ATO treatment also led to a significant decrease in pressure within the pulmonary arteries, as indicated by a 21% decrease in right ventricular systolic pressure, compared to control animals.

The researchers also assessed immune cells to better understand ATO’s biological effects. Treatment with it reduced the activation of T-cells, an immune cell that drives SSc-related inflammation, results suggested.

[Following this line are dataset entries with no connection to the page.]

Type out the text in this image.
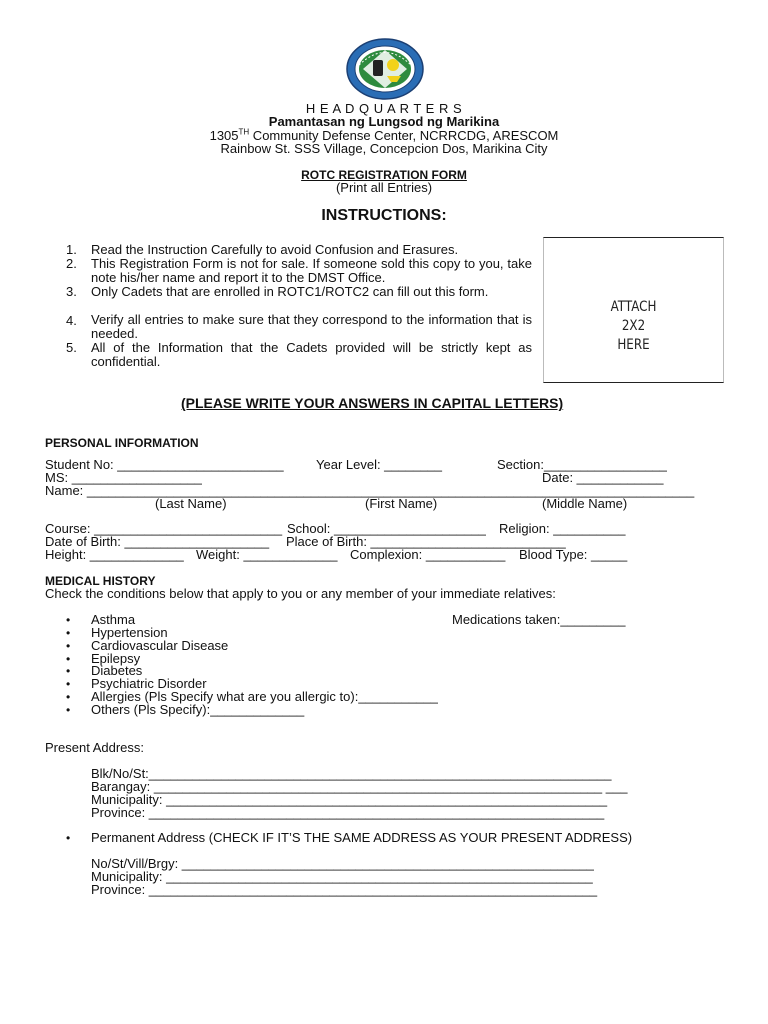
H E A D Q U A R T E R S
Pamantasan ng Lungsod ng Marikina
1305TH Community Defense Center, NCRRCDG, ARESCOM
Rainbow St. SSS Village, Concepcion Dos, Marikina City
ROTC REGISTRATION FORM
(Print all Entries)
INSTRUCTIONS:
1. Read the Instruction Carefully to avoid Confusion and Erasures.
2. This Registration Form is not for sale. If someone sold this copy to you, take note his/her name and report it to the DMST Office.
3. Only Cadets that are enrolled in ROTC1/ROTC2 can fill out this form.
4. Verify all entries to make sure that they correspond to the information that is needed.
5. All of the Information that the Cadets provided will be strictly kept as confidential.
ATTACH
2X2
HERE
(PLEASE WRITE YOUR ANSWERS IN CAPITAL LETTERS)
PERSONAL INFORMATION
Student No: _______________________ Year Level: ________	Section:_________________
MS: __________________	Date: ____________
Name: ____________________________________________________________________________________
(Last Name)	(First Name)	(Middle Name)
Course: __________________________ School: _____________________ Religion: __________
Date of Birth: ____________________ Place of Birth: ___________________________
Height: _____________ Weight: _____________ Complexion: ___________ Blood Type: _____
MEDICAL HISTORY
Check the conditions below that apply to you or any member of your immediate relatives:
• Asthma	Medications taken:_________
• Hypertension
• Cardiovascular Disease
• Epilepsy
• Diabetes
• Psychiatric Disorder
• Allergies (Pls Specify what are you allergic to):___________
• Others (Pls Specify):_____________
Present Address:
Blk/No/St:________________________________________________________________
Barangay: ______________________________________________________________ ___
Municipality: _____________________________________________________________
Province: _______________________________________________________________
• Permanent Address (CHECK IF IT’S THE SAME ADDRESS AS YOUR PRESENT ADDRESS)
No/St/Vill/Brgy: _________________________________________________________
Municipality: ___________________________________________________________
Province: ______________________________________________________________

The findings “support the early use of ATO in SSc patients due to its predominant anti-inflammatory effects and vessel anti-remodeling effects,” said the researchers, who noted more work is needed to investigate the safety and potential utility of ATO in people, given that this was a single study done in a preclinical animal model.

“Compounded observations, both widely published and collected in various international studies, fully justify the initiation of trials on SSc patients … The hope for success is high and BioSenic is working hard in translating the present fundamental results into real therapeutic advances with the necessary help of available international funding,” Rieger said.